Stage names have been part and parcel of cinema since its earliest days, and you could make the argument that few benefitted more from altering their moniker than John Wayne.

Would he have become a Hollywood icon, the face of the western genre, and one of the most indelible stars the industry has ever seen, had he tried to make it as plain old Marion Morrison? It can’t be definitively ruled out, but in those days, a man called Marion would always face an uphill battle.

Not that anybody called him John, either, because he also adopted one of Tinseltown’s most recognisable nicknames. He was marketed as ‘The Duke’, audiences knew and referred to him as ‘The Duke’, while his friends, colleagues, and contemporaries flitted between ‘Duke’ or ‘Duke Wayne’, never his first name.

Apart from Kirk Douglas, who was the only person in the business who called him John, simply because he wasn’t the biggest fan of nicknames in general. Ironically, Kirk Douglas wasn’t the name printed on his birth certificate, so he knew a thing or two about answering to a handle that wasn’t his own, even if he changed his before enlisting in World War II, not for the silver screen.

As you’d expect from a child growing up in the early years of the 20th century, Wayne wasn’t best pleased with being called Marion, with the other kids his age making a point of repeatedly informing him that it was a woman’s name. Fortunately, when the Morrison family moved to Glendale, California, in 1916, the newest addition to the clan changed his life forever, not that he’d realise it at the time.

It’s a city these days, with a population of almost 200,000, making it one of the most inhabited cities in Los Angeles County.

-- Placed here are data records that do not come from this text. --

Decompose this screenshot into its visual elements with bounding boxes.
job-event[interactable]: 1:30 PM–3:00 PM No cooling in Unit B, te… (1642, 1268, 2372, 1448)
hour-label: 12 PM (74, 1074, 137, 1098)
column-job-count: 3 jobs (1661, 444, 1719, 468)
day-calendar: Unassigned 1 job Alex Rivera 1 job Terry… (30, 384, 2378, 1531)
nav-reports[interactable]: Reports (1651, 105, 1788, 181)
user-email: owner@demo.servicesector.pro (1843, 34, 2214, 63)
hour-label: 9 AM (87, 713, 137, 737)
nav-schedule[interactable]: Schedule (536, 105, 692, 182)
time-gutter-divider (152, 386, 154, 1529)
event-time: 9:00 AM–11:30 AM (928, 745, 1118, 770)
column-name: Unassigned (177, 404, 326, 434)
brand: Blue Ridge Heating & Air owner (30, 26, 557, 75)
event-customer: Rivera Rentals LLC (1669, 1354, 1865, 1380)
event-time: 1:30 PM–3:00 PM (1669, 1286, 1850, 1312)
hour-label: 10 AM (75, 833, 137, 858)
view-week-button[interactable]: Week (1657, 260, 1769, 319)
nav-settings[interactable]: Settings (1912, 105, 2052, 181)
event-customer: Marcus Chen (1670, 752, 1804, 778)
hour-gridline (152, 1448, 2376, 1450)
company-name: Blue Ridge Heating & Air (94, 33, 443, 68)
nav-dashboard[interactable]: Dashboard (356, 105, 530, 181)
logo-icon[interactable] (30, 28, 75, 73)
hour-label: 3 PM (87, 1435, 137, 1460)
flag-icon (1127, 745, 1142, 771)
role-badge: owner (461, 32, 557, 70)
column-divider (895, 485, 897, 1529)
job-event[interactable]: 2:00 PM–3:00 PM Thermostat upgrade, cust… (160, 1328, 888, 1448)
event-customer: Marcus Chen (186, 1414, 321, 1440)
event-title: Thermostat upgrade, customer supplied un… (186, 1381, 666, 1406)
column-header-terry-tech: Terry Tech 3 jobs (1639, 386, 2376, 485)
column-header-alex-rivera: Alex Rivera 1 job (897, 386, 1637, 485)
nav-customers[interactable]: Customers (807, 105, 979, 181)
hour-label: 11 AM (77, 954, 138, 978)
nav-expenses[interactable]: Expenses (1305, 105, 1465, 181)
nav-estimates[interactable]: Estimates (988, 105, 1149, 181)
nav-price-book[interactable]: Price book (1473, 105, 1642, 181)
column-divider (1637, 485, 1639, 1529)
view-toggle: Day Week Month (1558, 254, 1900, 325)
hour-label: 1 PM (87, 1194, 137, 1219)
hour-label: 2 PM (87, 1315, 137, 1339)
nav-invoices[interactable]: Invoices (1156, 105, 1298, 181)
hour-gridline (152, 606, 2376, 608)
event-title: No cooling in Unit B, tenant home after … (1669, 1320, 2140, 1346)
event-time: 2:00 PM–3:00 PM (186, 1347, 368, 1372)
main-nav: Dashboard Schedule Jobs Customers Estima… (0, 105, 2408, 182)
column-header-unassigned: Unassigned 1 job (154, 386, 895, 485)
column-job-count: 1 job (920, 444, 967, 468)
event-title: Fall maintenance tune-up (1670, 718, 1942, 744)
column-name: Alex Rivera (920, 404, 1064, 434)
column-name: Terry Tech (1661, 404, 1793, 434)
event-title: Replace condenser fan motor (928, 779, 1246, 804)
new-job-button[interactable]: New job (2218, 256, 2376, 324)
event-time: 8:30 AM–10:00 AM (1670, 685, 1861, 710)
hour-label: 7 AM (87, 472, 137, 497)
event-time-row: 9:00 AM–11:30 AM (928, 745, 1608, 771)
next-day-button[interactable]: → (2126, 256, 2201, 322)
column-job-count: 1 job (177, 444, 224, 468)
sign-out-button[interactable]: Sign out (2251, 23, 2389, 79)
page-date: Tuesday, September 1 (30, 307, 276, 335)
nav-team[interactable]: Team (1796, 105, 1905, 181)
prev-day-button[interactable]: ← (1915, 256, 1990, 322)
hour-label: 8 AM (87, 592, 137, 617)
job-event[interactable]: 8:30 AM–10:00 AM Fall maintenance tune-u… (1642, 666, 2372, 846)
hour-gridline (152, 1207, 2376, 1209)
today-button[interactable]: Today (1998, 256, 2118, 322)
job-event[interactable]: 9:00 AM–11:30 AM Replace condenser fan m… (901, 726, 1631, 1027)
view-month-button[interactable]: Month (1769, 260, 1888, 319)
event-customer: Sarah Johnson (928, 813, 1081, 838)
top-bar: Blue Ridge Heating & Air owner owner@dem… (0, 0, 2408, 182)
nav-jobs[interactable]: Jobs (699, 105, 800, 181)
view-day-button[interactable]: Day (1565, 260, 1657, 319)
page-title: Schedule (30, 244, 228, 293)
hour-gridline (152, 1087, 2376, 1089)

It was a town when Wayne and his family first settled down, though, with the 1920 census listing the number of residents as 13,536. To help him acclimatise, he got a dog, and anyone who knows anything about the actor will know what it was called.

“I loved that dog,” he said of his faithful canine companion, Duke. “He went with me everywhere, except to school and church. I used to go by the town’s fire station, where the firefighters began calling me ‘Big Duke’ and the dog ‘Little Duke’. So everyone started calling me Duke, except my mother.”

If the Waynes hadn’t moved to Glendale, then he wouldn’t have gotten the dog. If he hadn’t gotten the dog, then he wouldn’t have been able to call it Duke. If he didn’t have the dog called Duke, then he wouldn’t have been branded ‘Big Duke’, and he wouldn’t have carried it with him into the movies, with The Big Trail christening him Duke Morrison, before he was finally rebranded as John Wayne.

Another plus was that nobody called him Marion anymore, apart from his old dear. “I tell ya,” he reflected. “I was real glad to be rid of that goddamn name.” Just like that, Marion Morrison was effectively no more, and ‘The Duke’ had arrived, although it would be another two decades before he became a big-screen star.